Budget economico - Anno 2019-2021

Intro


La legge n. 196 del 31 dicembre 2009, di riforma della contabilità e della finanza pubblica, ha rafforzato il ruolo della contabilità economica analitica dello Stato, disponendo che, in fase di previsione, il budget dei costi costituisca allegato dello stato di previsione della spesa di ciascuna amministrazione centrale (art. 21).

Le amministrazioni formulano le previsioni economiche attraverso il sistema di contabilità economica analitica, che applica il principio della competenza economica (accrual).

Le informazioni raccolte tramite la contabilità economica sono classificate in base alla loro natura (utilizzando il piano unico dei conti), alla responsabilità organizzativa (n. 114 centri di responsabilità amministrativa e n. 1.017 centri di costo [1]) e alla destinazione, per la quale si fa riferimento alla classificazione per missioni e programmi.

Le previsioni relative ai costi propri del budget a DLB 2019-21, esposte in questo documento, sono state formulate sulla base delle istruzioni contenute nella circolare RGS di previsione n. 17/2018.

In merito al collegamento fra dati economici e finanziari, l’art. 21, comma 11, lettera f) della legge n. 196/2009 dispone che il budget comprende anche il prospetto di riconciliazione al fine di collegare le previsioni dei costi propri (personale, beni e servizi) con gli stanziamenti in conto competenza e con i residui presunti del bilancio di previsione finanziario.

Ai fini di una migliore intelligibilità il presente documento, pur mantenendo lo stesso dettaglio informativo, presenta a partire dalla presente fase di rilevazione una struttura rinnovata rispetto alle precedenti pubblicazioni in quanto consta di un volume generale di analisi dei valori economici dello Stato nel suo complesso e di 13 volumi dedicati ad analisi specifiche dei valori economici di ogni singolo ministero.
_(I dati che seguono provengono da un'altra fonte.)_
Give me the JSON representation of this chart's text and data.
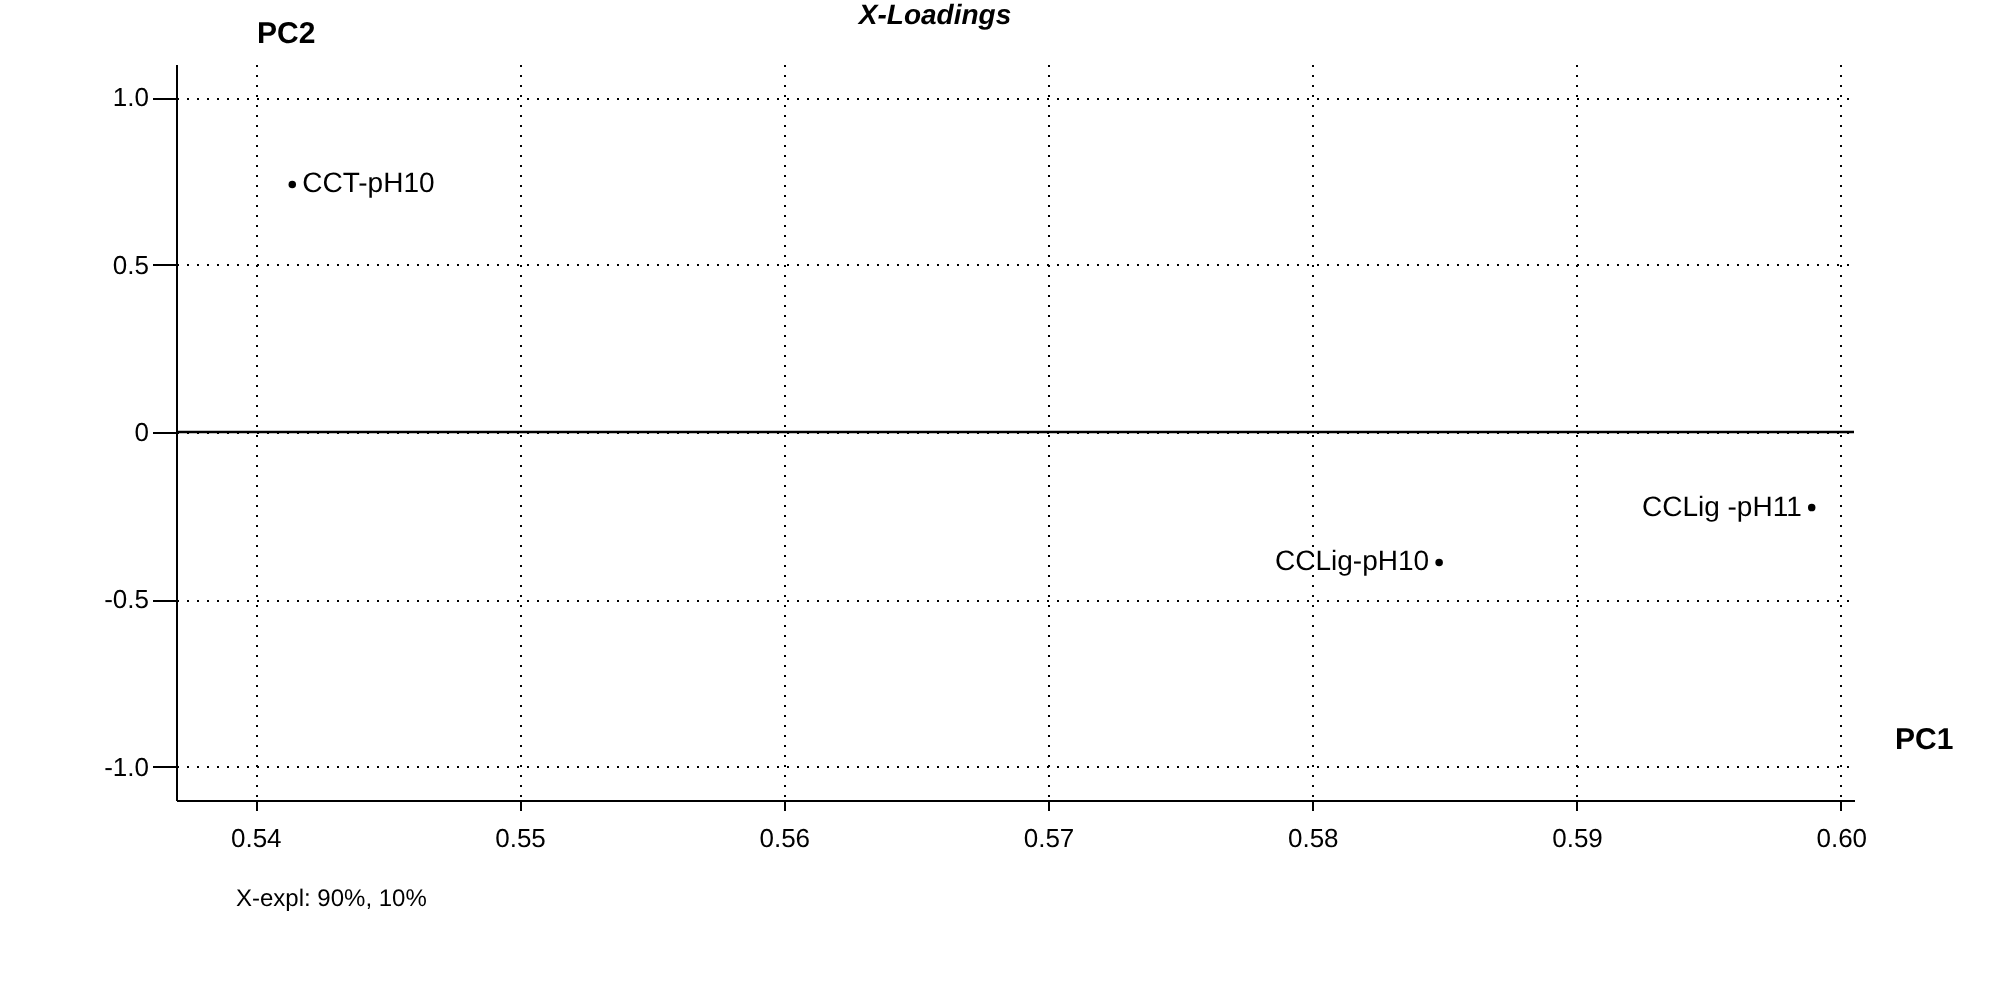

Il volume generale consta di 2 parti: la prima contiene una sintesi dei costi delle Amministrazioni centrali nel loro complesso illustrate in una serie di tavole e di grafici con i dati del budget a DLB 2019-21, insieme ad una illustrazione dei suoi contenuti e delle motivazioni delle principali variazioni rispetto alle rilevazioni precedenti. Nel paragrafo 2 sono elencate le principali tavole utilizzate per la rappresentazione dei dati del budget a DLB 2019-21; nei successivi paragrafi i costi rilevati sono commentati rispetto alla destinazione e alla natura ed infine è analizzata la riconciliazione dei costi col bilancio finanziario.  Sono altresì riportati alcuni indicatori calcolati sui dati del budget in rassegna. La seconda parte del volume generale, invece, è quella relativa alle appendici (in numero 4: schede Missione/programma, glossario degli indicatori, algoritmo della riconciliazione e glossario generale) che hanno lo scopo di supportare il lettore del documento nella comprensione del linguaggio tecnico utilizzato.

Le analisi relative ai singoli ministeri, invece, con i connessi commenti ai dati economici per singolo ministero sono oggetto di una nuova pubblicazione a se stante.

 

[1] Dal punto di vista della responsabilità organizzativa i centri di costo costituiscono l’elemento di base per la rilevazione dei costi e corrispondono, secondo l’art. 21, comma 2, della legge n. 196/09, alle unità organizzative di primo livello dei ministeri (Dipartimenti o Direzioni Generali), oltre ai Gabinetti e uffici di diretta collaborazione all’opera dei Ministri, così come definite dall'articolo 3 del D.lgs. n. 300/1999 e successive modificazioni e integrazioni.